Deleting Data: Are They Really Gone?

November 17, 2015

I read “Gawker Media’s Data Guru Presents the Case for Deleting Data.” The main idea is that hoarding permits a reality TV program. Hoarding data may not be good TV.

The write up points out that data cleaning is not cheap. Storage also costs money.

A Gawker wizard is quoted as saying:

We effectively are setting traps in our data sets for our future selves and our colleagues… Increasingly, I find that eliminating this data from our databases is the best solution. Gawker’s traffic data is maintained for just a few months. In our own logs and databases, we only have traffic data since February. and even that’s of limited use: We’ll toss some of it before the end of the year.

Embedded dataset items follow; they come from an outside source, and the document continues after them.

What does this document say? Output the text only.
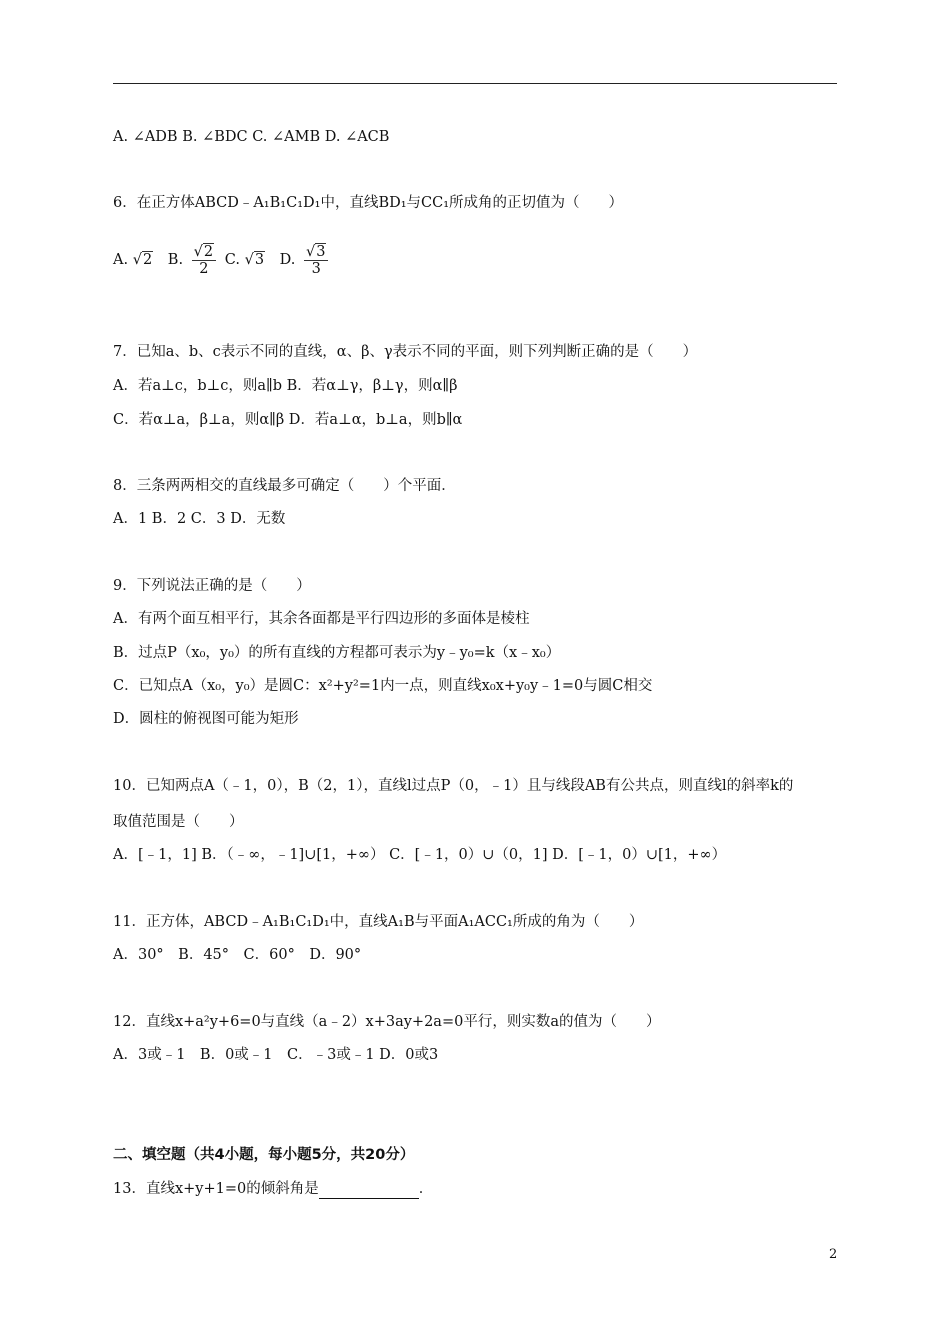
A. ∠ADB B. ∠BDC C. ∠AMB D. ∠ACB
6．在正方体ABCD﹣A₁B₁C₁D₁中，直线BD₁与CC₁所成角的正切值为（　　）
A. √2 B. $\frac{√2}{2} C$. √3 D. $\frac{√3}{3}$
7．已知a、b、c表示不同的直线，α、β、γ表示不同的平面，则下列判断正确的是（　　）
A．若a⊥c，b⊥c，则a∥b B．若α⊥γ，β⊥γ，则α∥β
C．若α⊥a，β⊥a，则α∥β D．若a⊥α，b⊥a，则b∥α
8．三条两两相交的直线最多可确定（　　）个平面．
A．1 B．2 C．3 D．无数
9．下列说法正确的是（　　）
A．有两个面互相平行，其余各面都是平行四边形的多面体是棱柱
B．过点P（x₀，y₀）的所有直线的方程都可表示为y﹣y₀=k（x﹣x₀）
C．已知点A（x₀，y₀）是圆C：x²+y²=1内一点，则直线x₀x+y₀y﹣1=0与圆C相交
D．圆柱的俯视图可能为矩形
10．已知两点A（﹣1，0），B（2，1），直线l过点P（0，﹣1）且与线段AB有公共点，则直线l的斜率k的
取值范围是（　　）
A．[﹣1，1] B．（﹣∞，﹣1]∪[1，+∞） C．[﹣1，0）∪（0，1] D．[﹣1，0）∪[1，+∞）
11．正方体，ABCD﹣A₁B₁C₁D₁中，直线A₁B与平面A₁ACC₁所成的角为（　　）
A．30°　B．45°　C．60°　D．90°
12．直线x+a²y+6=0与直线（a﹣2）x+3ay+2a=0平行，则实数a的值为（　　）
A．3或﹣1　B．0或﹣1　C．﹣3或﹣1 D．0或3
二、填空题（共4小题，每小题5分，共20分）
13．直线x+y+1=0的倾斜角是	．
2
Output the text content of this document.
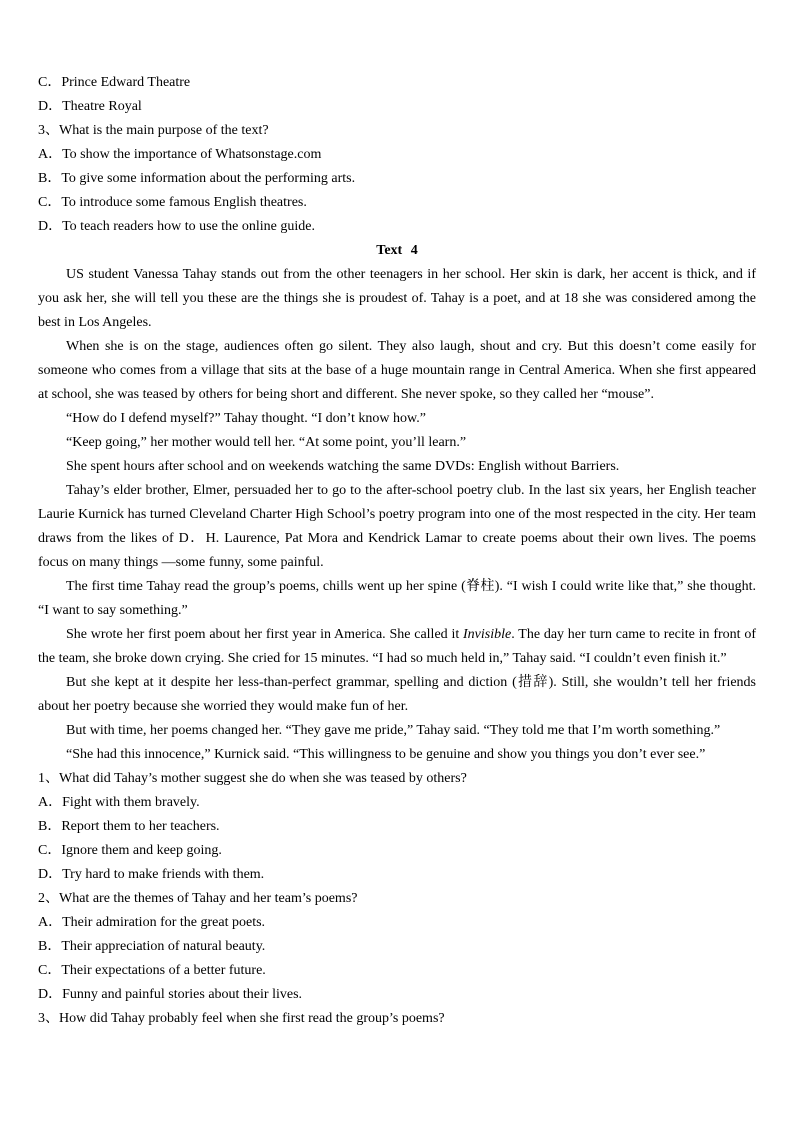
C．Prince Edward Theatre

D．Theatre Royal

3、What is the main purpose of the text?

A．To show the importance of Whatsonstage.com

B．To give some information about the performing arts.

C．To introduce some famous English theatres.

D．To teach readers how to use the online guide.

Text 4

US student Vanessa Tahay stands out from the other teenagers in her school. Her skin is dark, her accent is thick, and if you ask her, she will tell you these are the things she is proudest of. Tahay is a poet, and at 18 she was considered among the best in Los Angeles.

When she is on the stage, audiences often go silent. They also laugh, shout and cry. But this doesn’t come easily for someone who comes from a village that sits at the base of a huge mountain range in Central America. When she first appeared at school, she was teased by others for being short and different. She never spoke, so they called her “mouse”.

“How do I defend myself?” Tahay thought. “I don’t know how.”

“Keep going,” her mother would tell her. “At some point, you’ll learn.”

She spent hours after school and on weekends watching the same DVDs: English without Barriers.

Tahay’s elder brother, Elmer, persuaded her to go to the after-school poetry club. In the last six years, her English teacher Laurie Kurnick has turned Cleveland Charter High School’s poetry program into one of the most respected in the city. Her team draws from the likes of D．H. Laurence, Pat Mora and Kendrick Lamar to create poems about their own lives. The poems focus on many things —some funny, some painful.

The first time Tahay read the group’s poems, chills went up her spine (脊柱). “I wish I could write like that,” she thought. “I want to say something.”

She wrote her first poem about her first year in America. She called it Invisible. The day her turn came to recite in front of the team, she broke down crying. She cried for 15 minutes. “I had so much held in,” Tahay said. “I couldn’t even finish it.”

But she kept at it despite her less-than-perfect grammar, spelling and diction (措辞). Still, she wouldn’t tell her friends about her poetry because she worried they would make fun of her.

But with time, her poems changed her. “They gave me pride,” Tahay said. “They told me that I’m worth something.”

“She had this innocence,” Kurnick said. “This willingness to be genuine and show you things you don’t ever see.”

1、What did Tahay’s mother suggest she do when she was teased by others?

A．Fight with them bravely.

B．Report them to her teachers.

C．Ignore them and keep going.

D．Try hard to make friends with them.

2、What are the themes of Tahay and her team’s poems?

A．Their admiration for the great poets.

B．Their appreciation of natural beauty.

C．Their expectations of a better future.

D．Funny and painful stories about their lives.

3、How did Tahay probably feel when she first read the group’s poems?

Seems reasonable. However, there may be instances when dumping or just carelessly overwriting log files might not be expedient or legal. For example, in one government agency, the secretary’s “bonus” depends on showing how Internet site usage relates to paperwork reduction. The idea is that when a “customer” of the government uses a Web site and does not show up in person at an office to fill out a request, the “customer” allegedly gets better service and costs, in theory, should drop. Also, some deals require that data be retained. You can use your imagination if you are an ISP in a country recently attacked by terrorists and your usage logs are “disappeared.” SEC and IRS retention guidelines? Worth noting in some cases.

The question is, “Are data really gone once deleted?” The fact of automatic backups, services in the middle routinely copying data, and other ways of creating unobserved backups may mean that deleted data can come back to life.

Pragmatism and legal constraints as well as the “men in the middle” issue can create zombie data, which, unlike the fictional zombies, can bite.